Familienpoker: Vijay Kumars vierter Fall (German Edition)
mit einem Nagelstudio und einem Solarium zusammengeschlossen waren.
Dragana staubsaugte gerade die Schlafzimmer im oberen Stock und wehrte heftig ab, als ich mich erkundigte, ob sie vor zwei Tagen etwas Ungewöhnliches beobachtet hätte.
»Du warst doch um sieben hier, ist dir wirklich niemand begegnet?«, hakte Noemi nach.
Dragana verneinte. »Ich schon um halb sechs anfange mit Arbeit!«
»Oh! Das wusste ich nicht!«, machte Noemi.
»Ja.«
»Sie kommen mit dem Auto?«, mischte ich mich ein. Dragana sah mich an, als sei ich geistig zurückgeblieben.
»Erste Zug ich nehme von Feldbach, zwanzig nach fünf in Bahnhof, dann zu Fuß Berg hoch. Viel streng!« Sie nickte zur Betonung vorwurfsvoll.
»Ist Ihnen vielleicht jemand entgegengekommen?« Ich vermied es tunlichst, mich ihrer Sprache anzupassen, wie das oft geschah, wenn sich Einheimische mit Ausländern unterhielten und dabei jegliche Regeln zu Grammatik und Satzbau aushebelten. ›Sie diesmal sauber putzen Badezimmer! Keine Flecken hier, Sie verstanden? Sonst meine Mann nix zahlen Geld!‹
»Nein, nix. Nur Auto parkiere vorne an Kurve.«
»Was für ein Auto?«
»Ich nicht wissen, weiß.«
»Ein weißes Auto?«
»Nicht Auto. Mehr Lastwagen, aber kleine.«
»Ein Lieferwagen?«
»Vielleicht. Mit blaue Name.«
»Blaue Schrift? Was stand darauf?«
»Etwas italienisch.«
»Ein weißer Lieferwagen mit blauem Schriftzug in italienischer Sprache war vorne in der Kurve geparkt?«, fasste ich zusammen.
Dragana hob den Finger. »Und Bär.«
»Ein Bär?«
»Blauer Bär. Lacht.«
»Der war ebenfalls auf dem Wagen abgebildet?«
Dragana nickte zufrieden. »Aber Auto wegfahren, wenn ich komme.«
»Haben Sie eine Autonummer erkannt?«
»Nein, ich nicht schauen.«
»Haben Sie gesehen, wer darin saß?«
»Nein. Nur Mann.«
»Wie sah er aus?«
»Wie Mann.«
Ich stöhnte innerlich und fragte mich, weshalb Immigranten beim Grenzübertritt nicht längst mit einem kostenlosen Deutschkurs willkommen geheißen wurden.

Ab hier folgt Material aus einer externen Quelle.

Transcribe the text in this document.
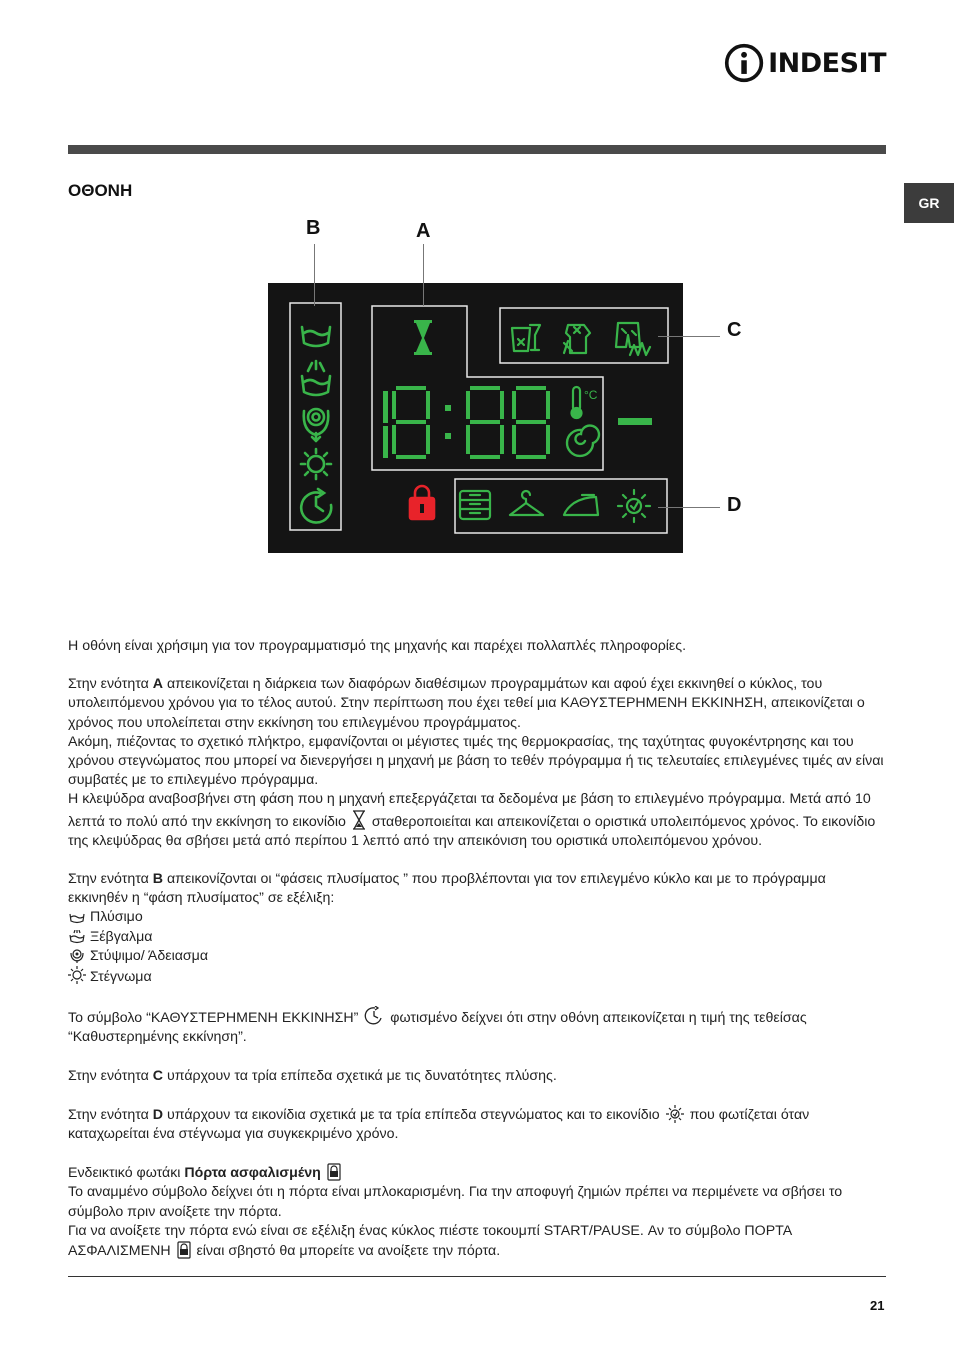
INDESIT
GR
ΟΘΟΝΗ
B	A
C
D
°C

Η οθόνη είναι χρήσιμη για τον προγραμματισμό της μηχανής και παρέχει πολλαπλές πληροφορίες.

Στην ενότητα A απεικονίζεται η διάρκεια των διαφόρων διαθέσιμων προγραμμάτων και αφού έχει εκκινηθεί ο κύκλος, του υπολειπόμενου χρόνου για το τέλος αυτού. Στην περίπτωση που έχει τεθεί μια ΚΑΘΥΣΤΕΡΗΜΕΝΗ ΕΚΚΙΝΗΣΗ, απεικονίζεται ο χρόνος που υπολείπεται στην εκκίνηση του επιλεγμένου προγράμματος.

Ακόμη, πιέζοντας το σχετικό πλήκτρο, εμφανίζονται οι μέγιστες τιμές της θερμοκρασίας, της ταχύτητας φυγοκέντρησης και του χρόνου στεγνώματος που μπορεί να διενεργήσει η μηχανή με βάση το τεθέν πρόγραμμα ή τις τελευταίες επιλεγμένες τιμές αν είναι συμβατές με το επιλεγμένο πρόγραμμα.

Η κλεψύδρα αναβοσβήνει στη φάση που η μηχανή επεξεργάζεται τα δεδομένα με βάση το επιλεγμένο πρόγραμμα. Μετά από 10 λεπτά το πολύ από την εκκίνηση το εικονίδιο  σταθεροποιείται και απεικονίζεται ο οριστικά υπολειπόμενος χρόνος. Το εικονίδιο της κλεψύδρας θα σβήσει μετά από περίπου 1 λεπτό από την απεικόνιση του οριστικά υπολειπόμενου χρόνου.

Στην ενότητα B απεικονίζονται οι “φάσεις πλυσίματος ” που προβλέπονται για τον επιλεγμένο κύκλο και με το πρόγραμμα εκκινηθέν η “φάση πλυσίματος” σε εξέλιξη:

Πλύσιμο

Ξέβγαλμα

Στύψιμο/ Άδειασμα

Στέγνωμα

Το σύμβολο “ΚΑΘΥΣΤΕΡΗΜΕΝΗ ΕΚΚΙΝΗΣΗ”  φωτισμένο δείχνει ότι στην οθόνη απεικονίζεται η τιμή της τεθείσας “Καθυστερημένης εκκίνηση”.

Στην ενότητα C υπάρχουν τα τρία επίπεδα σχετικά με τις δυνατότητες πλύσης.

Στην ενότητα D υπάρχουν τα εικονίδια σχετικά με τα τρία επίπεδα στεγνώματος και το εικονίδιο  που φωτίζεται όταν καταχωρείται ένα στέγνωμα για συγκεκριμένο χρόνο.

Ενδεικτικό φωτάκι Πόρτα ασφαλισμένη

Το αναμμένο σύμβολο δείχνει ότι η πόρτα είναι μπλοκαρισμένη. Για την αποφυγή ζημιών πρέπει να περιμένετε να σβήσει το σύμβολο πριν ανοίξετε την πόρτα.

Για να ανοίξετε την πόρτα ενώ είναι σε εξέλιξη ένας κύκλος πιέστε τοκουμπί START/PAUSE. Αν το σύμβολο ΠΟΡΤΑ ΑΣΦΑΛΙΣΜΕΝΗ  είναι σβηστό θα μπορείτε να ανοίξετε την πόρτα.

21
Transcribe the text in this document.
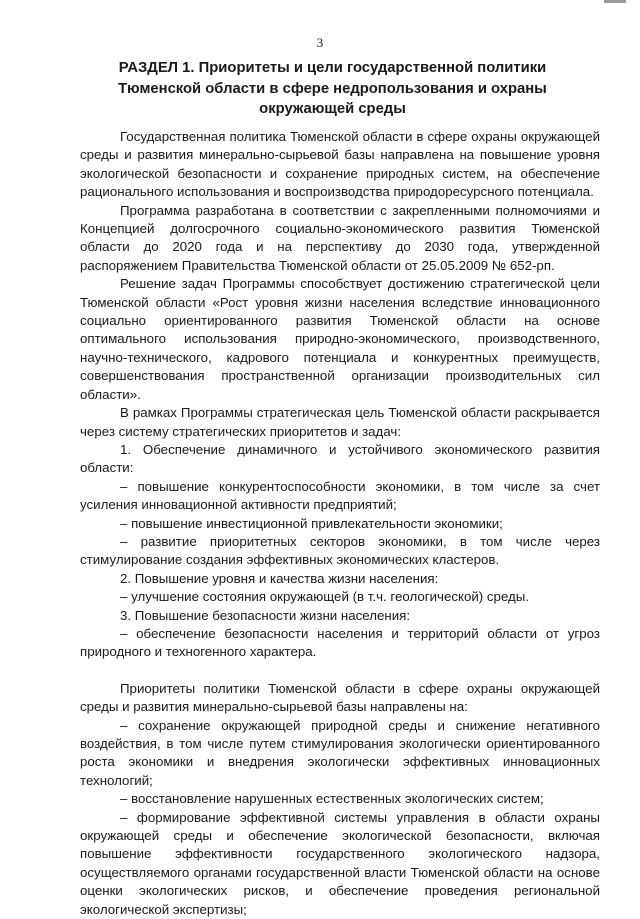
3
РАЗДЕЛ 1. Приоритеты и цели государственной политики Тюменской области в сфере недропользования и охраны окружающей среды

Государственная политика Тюменской области в сфере охраны окружающей среды и развития минерально-сырьевой базы направлена на повышение уровня экологической безопасности и сохранение природных систем, на обеспечение рационального использования и воспроизводства природоресурсного потенциала.

Программа разработана в соответствии с закрепленными полномочиями и Концепцией долгосрочного социально-экономического развития Тюменской области до 2020 года и на перспективу до 2030 года, утвержденной распоряжением Правительства Тюменской области от 25.05.2009 № 652-рп.

Решение задач Программы способствует достижению стратегической цели Тюменской области «Рост уровня жизни населения вследствие инновационного социально ориентированного развития Тюменской области на основе оптимального использования природно-экономического, производственного, научно-технического, кадрового потенциала и конкурентных преимуществ, совершенствования пространственной организации производительных сил области».

В рамках Программы стратегическая цель Тюменской области раскрывается через систему стратегических приоритетов и задач:

1. Обеспечение динамичного и устойчивого экономического развития области:

– повышение конкурентоспособности экономики, в том числе за счет усиления инновационной активности предприятий;

– повышение инвестиционной привлекательности экономики;

– развитие приоритетных секторов экономики, в том числе через стимулирование создания эффективных экономических кластеров.

2. Повышение уровня и качества жизни населения:

– улучшение состояния окружающей (в т.ч. геологической) среды.

3. Повышение безопасности жизни населения:

– обеспечение безопасности населения и территорий области от угроз природного и техногенного характера.

Приоритеты политики Тюменской области в сфере охраны окружающей среды и развития минерально-сырьевой базы направлены на:

– сохранение окружающей природной среды и снижение негативного воздействия, в том числе путем стимулирования экологически ориентированного роста экономики и внедрения экологически эффективных инновационных технологий;

– восстановление нарушенных естественных экологических систем;

– формирование эффективной системы управления в области охраны окружающей среды и обеспечение экологической безопасности, включая повышение эффективности государственного экологического надзора, осуществляемого органами государственной власти Тюменской области на основе оценки экологических рисков, и обеспечение проведения региональной экологической экспертизы;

»Können Sie ihn beschreiben?«
»Ich nicht genau gesehen. Ich schauen Straße, nicht Mann. Ich habe schon Mann zu Hause. Schade.« Sie lachte verlegen.
»Sie haben nichts erkennen können?«
Sie überlegte. »Altmann. Dünn, aber graue Haare, viel, glaube. Aber war bitzeli dunkel. Und ich schauen Weg.«
Ich wandte mich an Noemi: »Ein hagerer, alter Mann mit dichtem grauen Haar in einem weißen Lieferwagen, auf dem ein lachender blauer Bär zu sehen war und etwas auf Italienisch geschrieben stand. Sagt dir das was?«
»Nein, keinen Plan.«
»Hatte der Mann Blumen dabei?«, erkundigte ich mich bei Dragana.

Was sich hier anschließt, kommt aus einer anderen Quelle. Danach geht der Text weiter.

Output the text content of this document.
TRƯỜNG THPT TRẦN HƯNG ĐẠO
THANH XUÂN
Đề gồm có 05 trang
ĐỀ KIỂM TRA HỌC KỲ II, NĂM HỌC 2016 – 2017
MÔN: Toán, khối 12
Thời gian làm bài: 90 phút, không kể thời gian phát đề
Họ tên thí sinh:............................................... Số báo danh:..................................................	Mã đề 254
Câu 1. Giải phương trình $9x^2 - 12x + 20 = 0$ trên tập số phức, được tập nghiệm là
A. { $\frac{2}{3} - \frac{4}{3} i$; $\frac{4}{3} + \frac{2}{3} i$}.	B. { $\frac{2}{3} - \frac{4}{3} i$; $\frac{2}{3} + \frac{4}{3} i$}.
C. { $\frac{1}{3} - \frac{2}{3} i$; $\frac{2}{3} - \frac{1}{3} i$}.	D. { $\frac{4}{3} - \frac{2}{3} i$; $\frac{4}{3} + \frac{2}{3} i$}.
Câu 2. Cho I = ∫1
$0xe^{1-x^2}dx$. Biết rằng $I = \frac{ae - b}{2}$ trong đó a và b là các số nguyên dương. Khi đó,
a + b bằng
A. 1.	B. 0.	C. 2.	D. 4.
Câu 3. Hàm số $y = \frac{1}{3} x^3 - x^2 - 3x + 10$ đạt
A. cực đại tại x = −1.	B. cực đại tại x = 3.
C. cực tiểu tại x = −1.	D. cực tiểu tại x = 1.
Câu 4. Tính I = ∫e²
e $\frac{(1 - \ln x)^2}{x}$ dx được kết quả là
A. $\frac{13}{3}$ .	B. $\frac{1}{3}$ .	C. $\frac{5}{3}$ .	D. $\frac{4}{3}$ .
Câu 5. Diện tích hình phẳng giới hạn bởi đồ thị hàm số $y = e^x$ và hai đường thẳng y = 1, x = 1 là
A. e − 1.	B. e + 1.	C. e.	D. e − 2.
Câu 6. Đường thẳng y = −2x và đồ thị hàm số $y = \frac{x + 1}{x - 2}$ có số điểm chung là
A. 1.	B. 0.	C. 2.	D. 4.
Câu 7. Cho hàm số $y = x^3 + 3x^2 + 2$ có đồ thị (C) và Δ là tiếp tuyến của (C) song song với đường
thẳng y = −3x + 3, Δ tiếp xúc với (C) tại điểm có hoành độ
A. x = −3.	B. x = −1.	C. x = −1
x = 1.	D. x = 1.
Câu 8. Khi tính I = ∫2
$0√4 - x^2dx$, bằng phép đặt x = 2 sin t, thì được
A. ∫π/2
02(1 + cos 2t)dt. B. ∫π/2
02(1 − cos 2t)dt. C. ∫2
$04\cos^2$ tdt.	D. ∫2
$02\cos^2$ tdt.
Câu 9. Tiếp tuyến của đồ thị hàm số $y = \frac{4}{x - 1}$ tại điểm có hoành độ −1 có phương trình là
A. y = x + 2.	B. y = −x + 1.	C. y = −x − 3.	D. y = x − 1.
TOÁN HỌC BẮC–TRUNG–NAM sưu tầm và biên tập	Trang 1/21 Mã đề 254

»Ich arbeiten, keine Zeit für Blumen. Blumen für junge Frau. Ich nicht jung, schon über fünfzig!«
»Also keine Blumen?«
»Schade.«
Ich deutete das als Nein. Wenn Dragana um halb sechs im Haus der Winters angekommen war, beschränkte das den Zeitraum, in dem der Strauß hingelegt worden war, auf die fünfundvierzig Minuten zwischen viertel vor fünf und halb sechs.

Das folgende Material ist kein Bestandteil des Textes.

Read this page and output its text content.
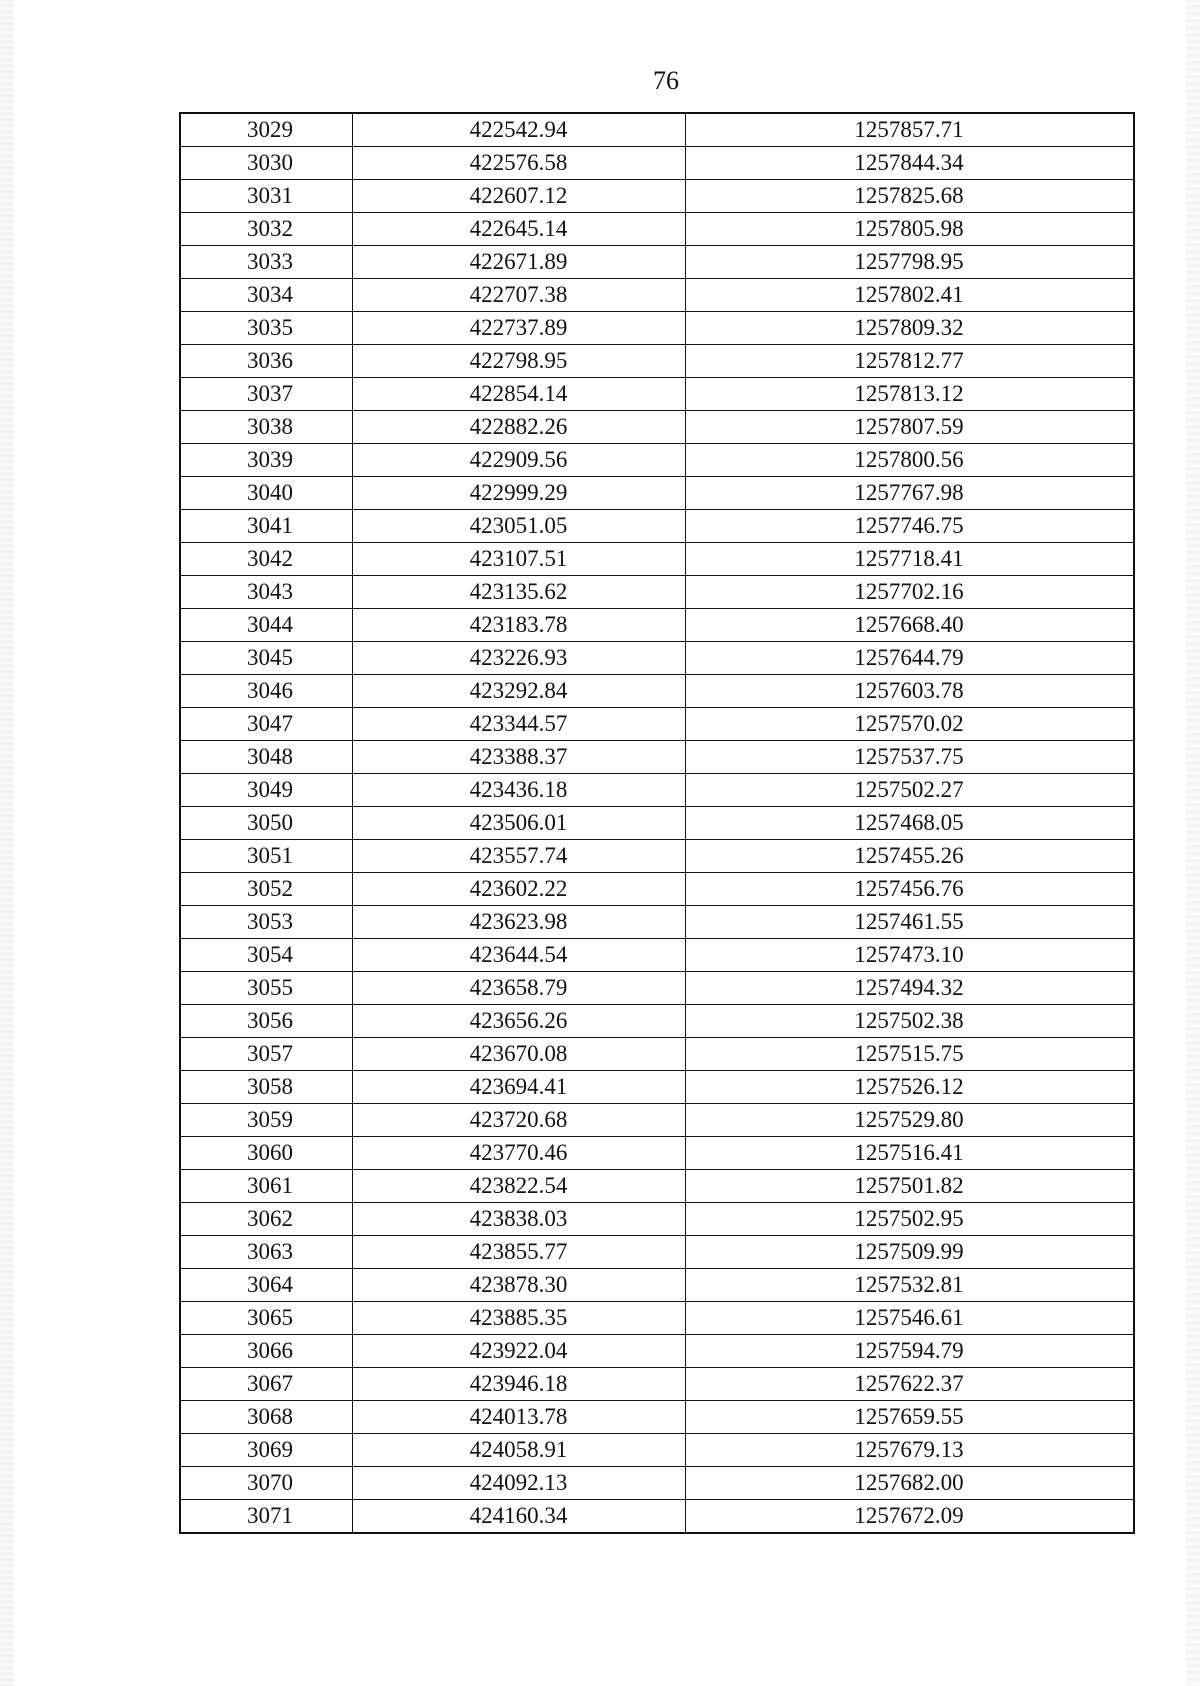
76
3029	422542.94	1257857.71
3030	422576.58	1257844.34
3031	422607.12	1257825.68
3032	422645.14	1257805.98
3033	422671.89	1257798.95
3034	422707.38	1257802.41
3035	422737.89	1257809.32
3036	422798.95	1257812.77
3037	422854.14	1257813.12
3038	422882.26	1257807.59
3039	422909.56	1257800.56
3040	422999.29	1257767.98
3041	423051.05	1257746.75
3042	423107.51	1257718.41
3043	423135.62	1257702.16
3044	423183.78	1257668.40
3045	423226.93	1257644.79
3046	423292.84	1257603.78
3047	423344.57	1257570.02
3048	423388.37	1257537.75
3049	423436.18	1257502.27
3050	423506.01	1257468.05
3051	423557.74	1257455.26
3052	423602.22	1257456.76
3053	423623.98	1257461.55
3054	423644.54	1257473.10
3055	423658.79	1257494.32
3056	423656.26	1257502.38
3057	423670.08	1257515.75
3058	423694.41	1257526.12
3059	423720.68	1257529.80
3060	423770.46	1257516.41
3061	423822.54	1257501.82
3062	423838.03	1257502.95
3063	423855.77	1257509.99
3064	423878.30	1257532.81
3065	423885.35	1257546.61
3066	423922.04	1257594.79
3067	423946.18	1257622.37
3068	424013.78	1257659.55
3069	424058.91	1257679.13
3070	424092.13	1257682.00
3071	424160.34	1257672.09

Noch wusste ich nicht, ob der Mann im weißen Lieferwagen wirklich wichtig war, aber ich hatte immerhin einen ersten Hinweis.
»Wann stehen Sie normalerweise auf?«
Ich hatte Noemi gebeten, mich zu ihrer Mutter zu führen, damit ich ihr ebenfalls ein paar Fragen stellen konnte.
Frau Winter hatte es sich auf einem weißen Ledersofa bequem gemacht und die Beine angezogen, als wir das Wohnzimmer betraten. Der Raum erinnerte in seiner Weiträumigkeit an einen Hangar und wirkte auf mich genauso kühl. Die Winter, die ein helles, ägyptisch anmutendes Kleid mit Goldbordüren zu ebenfalls goldenen Sandaletten trug, nippte an einem fischig nach Algen duftenden Grüntee und schien keineswegs an einer Kooperation interessiert.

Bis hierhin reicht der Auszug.